We observed that inequity in the utilization of CMHS increased between 2005 and 06 and 2015-16. Prominent variations were witnessed across interventions and states. In some states, the level of inequity in the utilization of CMHS reduced, while in others it increased. Across interventions, the pro-rich inequity in ANC increased, whereas for SBA and PNC, the pro-rich inequity witnessed a fall. Important contributing factors for pro-rich inequity were access to media exposure, mother’s education and community level education. On the basis of these findings, we suggest following policy recommendations.
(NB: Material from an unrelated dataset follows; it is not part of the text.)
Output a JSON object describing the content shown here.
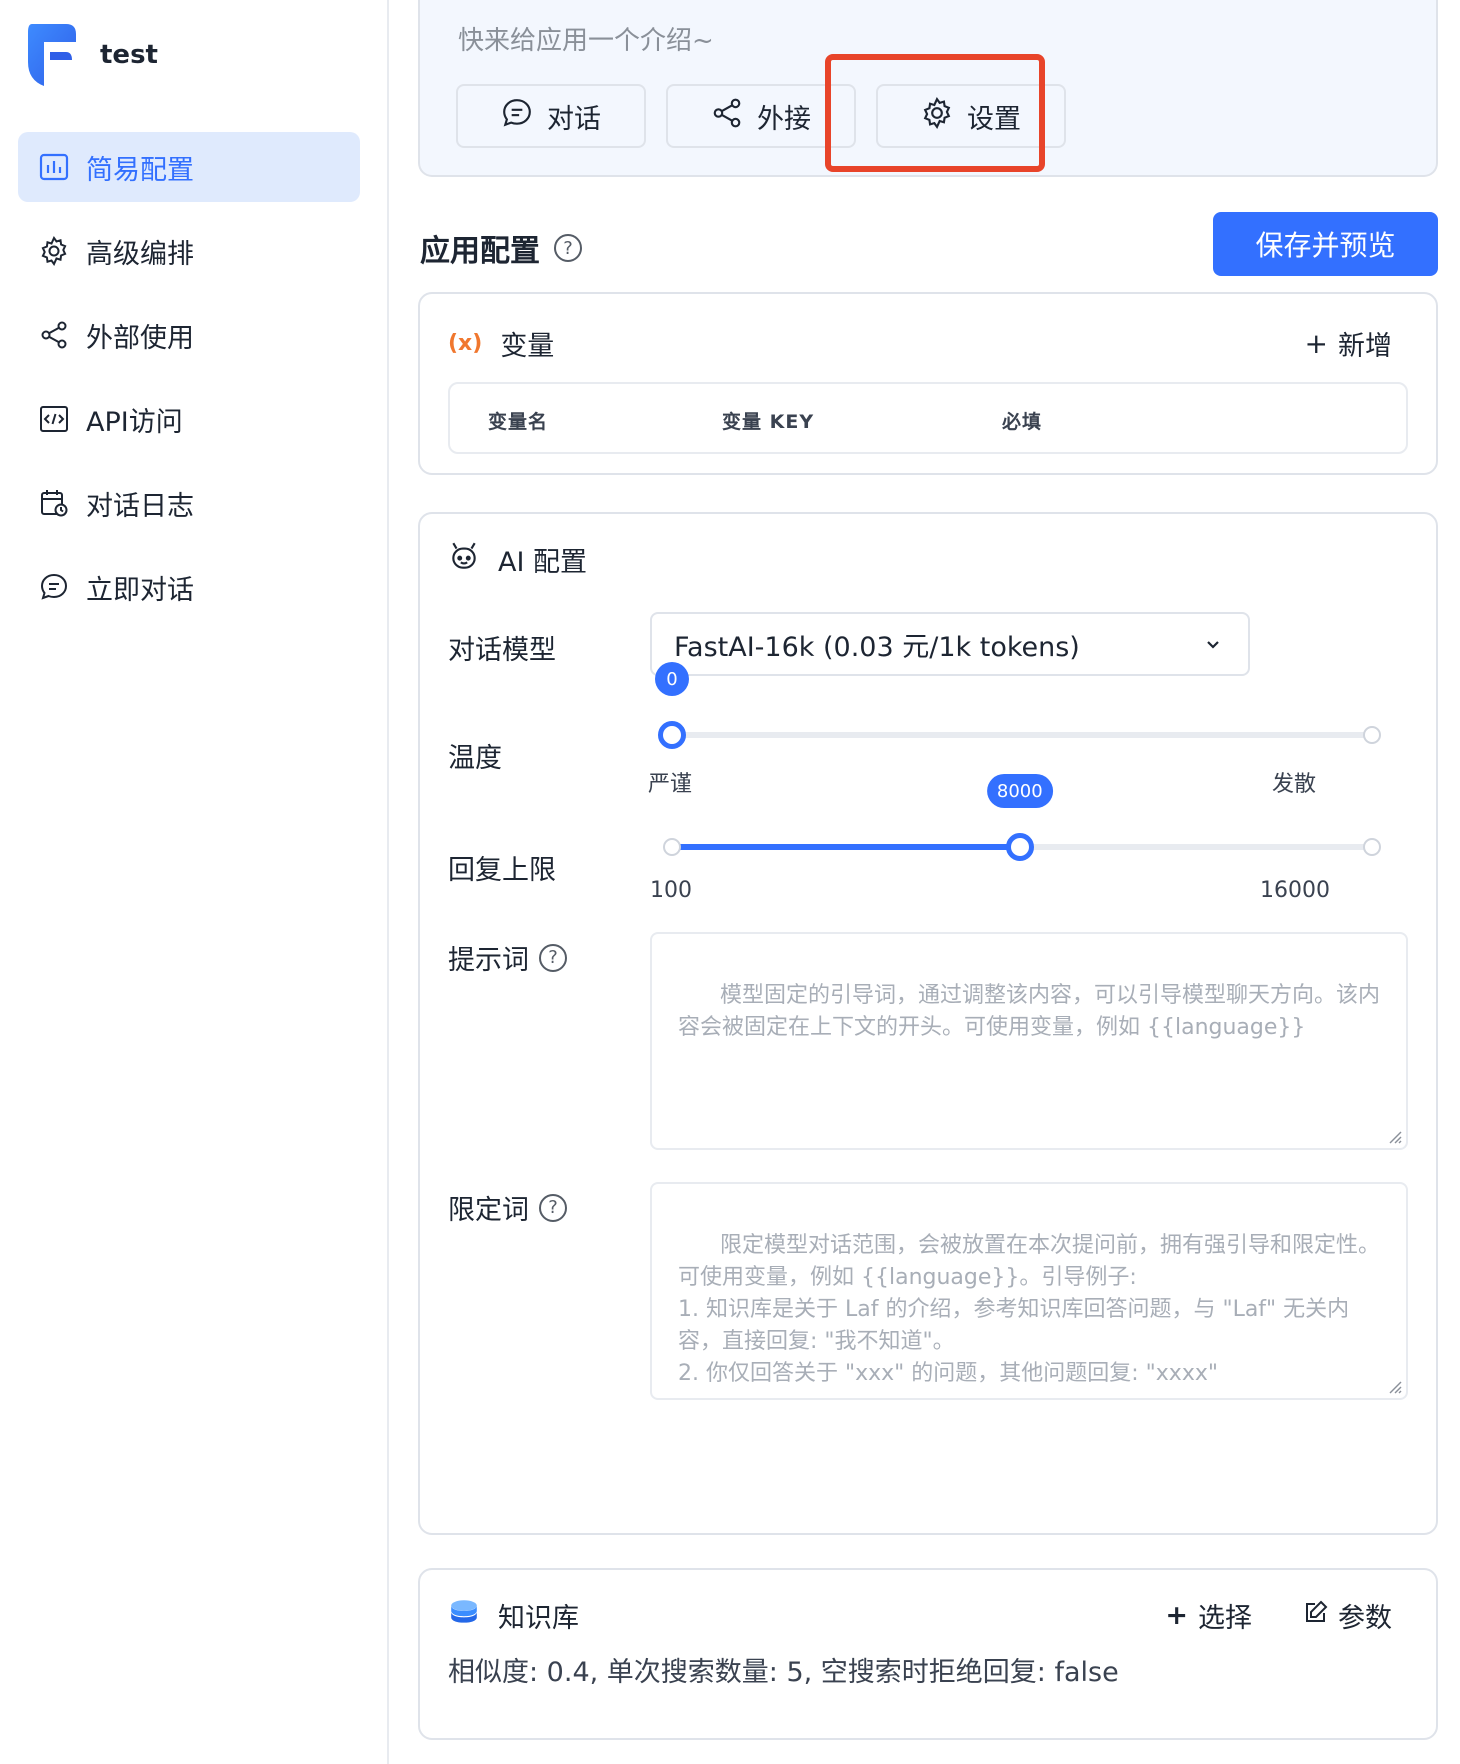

The level of inequity increased between 2005 and 06 and 2015-16 calling for some immediate policy recommendations. First, it is important to undertake immediate steps to increase the utilization of ANC services among poor women. Both state and central government might consider expanding financial incentives for availing ANC services. Outreach programs can be upscaled to provide access to adequate ANC services which entails multiple visits to the facility. Democratization of decentralization as adopted by southern states can be followed by other states as well. Greater contribution of exposure to media and mother’s education indicates the crucial role played by dissemination of knowledge and information related to the benefits of CMHS among poor woman. Government might adopt innovative strategies like advertising on local channels, conducting campaigns and folk shows at village level to spread awareness. Finally, the role of ASHA worker can be strengthened by providing competitive wages and providing proper training facilities to them.

Inequity in the utilization of choice of provider for continuum of maternal health care services is more likely to provide deeper insights into it, but we were unable to estimate that, as it requires information about the range of provider choice which is not captured in NFHS dataset.